Bayern

Zweitwohnsitzsteuer Schwangau

Die Zweitwohnsitzsteuer in Schwangau beträgt 11,9 % der jährlichen Kaltmiete. Ob kleine Stadtwohnung oder Zweitdomizil – mit dem Rechner sehen Sie sofort, wie viel Sie die Nebenwohnung im Jahr kostet.

Kostenloser Rechner

Zweitwohnsitzsteuer Schwangau berechnen

Monatliche Kaltmiete eingeben – Sie sehen sofort die ungefähre Jahressteuer.

Stadt / Kommune
Schwangau
Steuersatz der Gemeinde
11.9 %
Jahresnettokaltmiete
7.200 €
Steuersatz
11.9 %
Zweitwohnsitzsteuer pro Jahr
857 €
entspricht im Monat
71 €

Unverbindliche Schätzung. Der tatsächliche Betrag richtet sich nach der Satzung Ihrer Gemeinde und kann abweichen (z. B. Mindestbeträge, Möblierungszuschläge, fiktive Miete bei Eigentum). Die angezeigten Sätze sind Richtwerte auf die Jahresnettokaltmiete.

Wie hoch ist die Zweitwohnsitzsteuer in Schwangau?

Schwangau erhebt 11,9 % der Jahresnettokaltmiete – also der reinen Grundmiete für ein Jahr, ohne Heizung, Wasser und Nebenkosten. Bei 600 € Kaltmiete im Monat sind das 7.200 € im Jahr und damit rund 857 € Zweitwohnsitzsteuer pro Jahr.

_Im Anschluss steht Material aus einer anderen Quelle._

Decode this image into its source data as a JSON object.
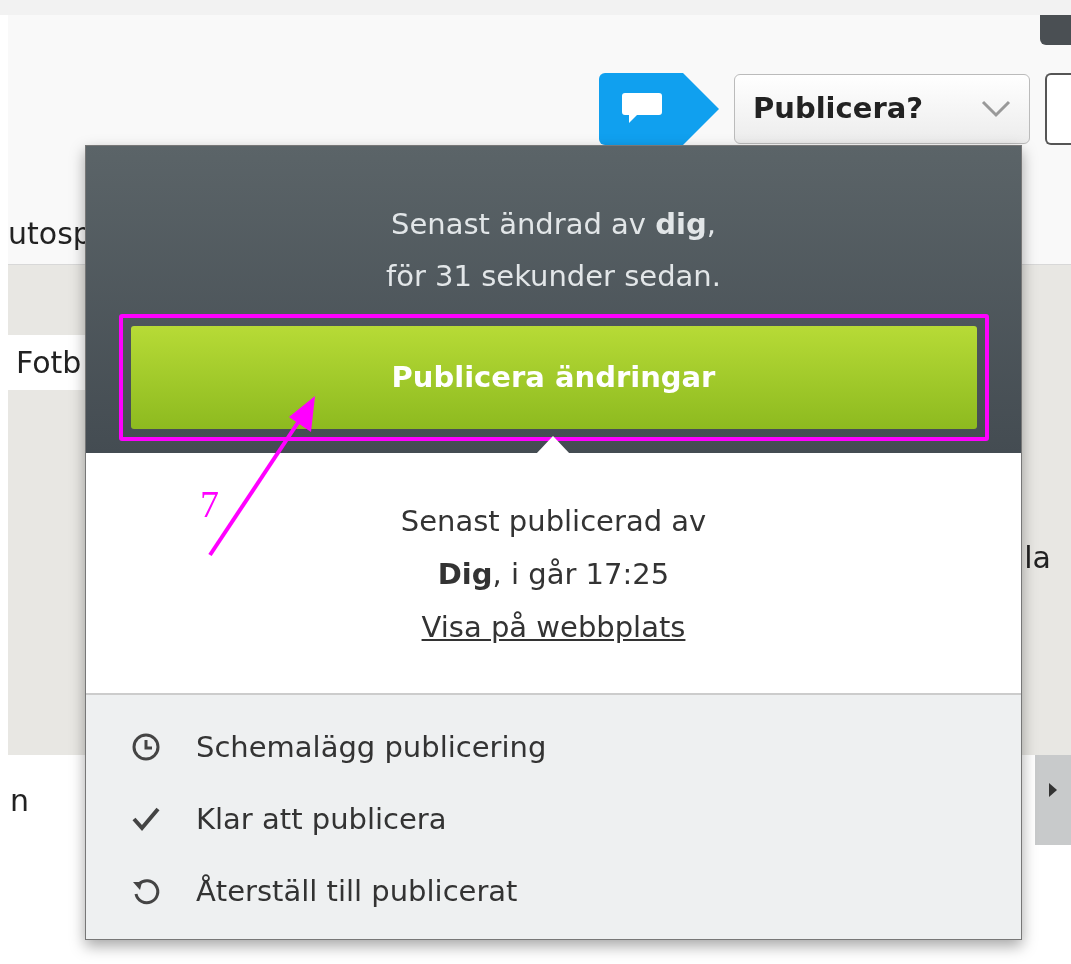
{
  "toolbar": {
    "publish_button": "Publicera?"
  },
  "background": {
    "top_left_text": "utosp",
    "field_value": "Fotb",
    "right_text": "la",
    "bottom_left_text": "n"
  },
  "popover": {
    "changed_lines": [
      "Senast ändrad av **dig**,",
      "för 31 sekunder sedan."
    ],
    "publish_button": "Publicera ändringar",
    "published_lines": [
      "Senast publicerad av",
      "**Dig**, i går 17:25"
    ],
    "view_link": "Visa på webbplats",
    "actions": [
      {
        "kind": "schedule",
        "label": "Schemalägg publicering"
      },
      {
        "kind": "ready",
        "label": "Klar att publicera"
      },
      {
        "kind": "revert",
        "label": "Återställ till publicerat"
      }
    ]
  },
  "annotation": {
    "number": "7"
  }
}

So berechnen Sie die Steuer in Schwangau

  1. 1

    Jahresnettokaltmiete bestimmen

    Monatliche Kaltmiete × 12. Beispiel: 600 € × 12 = 7.200 €.

  2. 2

    Steuersatz von Schwangau anwenden

    In Schwangau gilt ein Satz von 11,9 % der Jahresnettokaltmiete.

  3. 3

    Jahressteuer berechnen

    7.200 € × 11,9 % = 857 € pro Jahr.

Häufige Fragen – Zweitwohnsitzsteuer Schwangau

Wie hoch ist die Zweitwohnsitzsteuer in Schwangau?

In Schwangau beträgt die Zweitwohnsitzsteuer 11,9 % der Jahresnettokaltmiete. Bei einer Kaltmiete von 600 € im Monat – also 7.200 € im Jahr – ergibt das ungefähr 857 € Steuer pro Jahr.

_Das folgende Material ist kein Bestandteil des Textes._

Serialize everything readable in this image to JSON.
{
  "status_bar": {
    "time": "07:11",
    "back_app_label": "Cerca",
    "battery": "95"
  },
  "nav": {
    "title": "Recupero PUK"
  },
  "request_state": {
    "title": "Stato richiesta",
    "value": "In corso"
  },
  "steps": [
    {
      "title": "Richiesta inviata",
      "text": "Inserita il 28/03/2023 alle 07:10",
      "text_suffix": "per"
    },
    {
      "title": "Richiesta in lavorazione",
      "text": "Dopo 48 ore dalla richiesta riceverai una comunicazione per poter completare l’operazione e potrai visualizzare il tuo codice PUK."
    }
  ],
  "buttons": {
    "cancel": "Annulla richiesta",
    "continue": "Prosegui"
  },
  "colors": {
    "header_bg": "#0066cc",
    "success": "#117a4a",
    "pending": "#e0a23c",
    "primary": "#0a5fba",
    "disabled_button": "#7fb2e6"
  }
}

Wie berechne ich die Zweitwohnsitzsteuer in Schwangau?

Multiplizieren Sie Ihre monatliche Kaltmiete mit 12 und dann mit dem Steuersatz von 11,9 %. Beispiel: 600 € × 12 × 11,9 % = 857 € im Jahr. Grundlage ist immer die reine Kaltmiete ohne Nebenkosten.

Wie kann ich die Zweitwohnsitzsteuer in Schwangau vermeiden?

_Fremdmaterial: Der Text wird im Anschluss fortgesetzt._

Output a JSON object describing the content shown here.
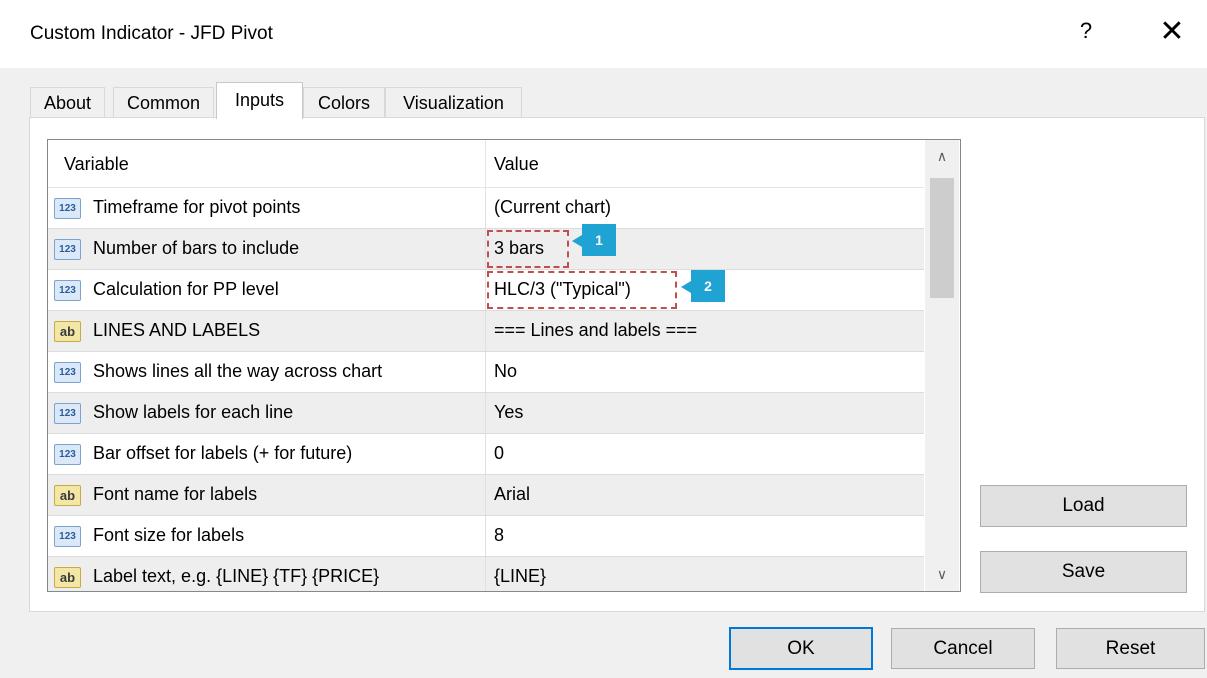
{
  "window": {
    "title": "Custom Indicator - JFD Pivot",
    "help_label": "?",
    "close_label": "✕"
  },
  "tabs": [
    {
      "label": "About"
    },
    {
      "label": "Common"
    },
    {
      "label": "Inputs"
    },
    {
      "label": "Colors"
    },
    {
      "label": "Visualization"
    }
  ],
  "active_tab": "Inputs",
  "grid": {
    "headers": {
      "variable": "Variable",
      "value": "Value"
    },
    "rows": [
      {
        "icon": "123",
        "variable": "Timeframe for pivot points",
        "value": "(Current chart)"
      },
      {
        "icon": "123",
        "variable": "Number of bars to include",
        "value": "3 bars"
      },
      {
        "icon": "123",
        "variable": "Calculation for PP level",
        "value": "HLC/3 (\"Typical\")"
      },
      {
        "icon": "ab",
        "variable": "LINES AND LABELS",
        "value": "=== Lines and labels ==="
      },
      {
        "icon": "123",
        "variable": "Shows lines all the way across chart",
        "value": "No"
      },
      {
        "icon": "123",
        "variable": "Show labels for each line",
        "value": "Yes"
      },
      {
        "icon": "123",
        "variable": "Bar offset for labels (+ for future)",
        "value": "0"
      },
      {
        "icon": "ab",
        "variable": "Font name for labels",
        "value": "Arial"
      },
      {
        "icon": "123",
        "variable": "Font size for labels",
        "value": "8"
      },
      {
        "icon": "ab",
        "variable": "Label text, e.g. {LINE} {TF} {PRICE}",
        "value": "{LINE}"
      }
    ]
  },
  "scrollbar": {
    "up_arrow": "∧",
    "down_arrow": "∨"
  },
  "annotations": [
    {
      "label": "1"
    },
    {
      "label": "2"
    }
  ],
  "buttons": {
    "load": "Load",
    "save": "Save",
    "ok": "OK",
    "cancel": "Cancel",
    "reset": "Reset"
  },
  "colors": {
    "highlight": "#c0504d",
    "marker": "#1fa3d3",
    "default_button_border": "#0078d7"
  }
}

Wer die Zweitwohnung ausschließlich vermietet und die private Nutzung vertraglich ausschließt, hält eine reine Kapitalanlage – dann fällt in vielen Fällen keine Zweitwohnsitzsteuer an. Bei gemischter Nutzung lassen manche Satzungen eine anteilige Kürzung zu.

Zweitwohnsitzsteuer Schwangau: der Hintergrund

Rechtlich zählt die Abgabe zu den kommunalen Aufwandsteuern. Schwangau darf sie erheben, weil das Halten einer Zweitwohnung als besonderer Aufwand gilt. Erfunden wurde diese Steuer 1973 in Überlingen am Bodensee; das Bundesverfassungsgericht bestätigte sie 1983.

Zahlen müssen Mieter wie Eigentümer. Wer die Wohnung geerbt hat und darüber verfügen kann, ist ebenfalls betroffen – erst eine dauerhafte Vermietung beendet die Steuerpflicht.

Hinweis: Diese Angaben dienen der Orientierung und ersetzen keine Steuerberatung. Verbindlich ist allein die aktuelle Zweitwohnungsteuersatzung von Schwangau.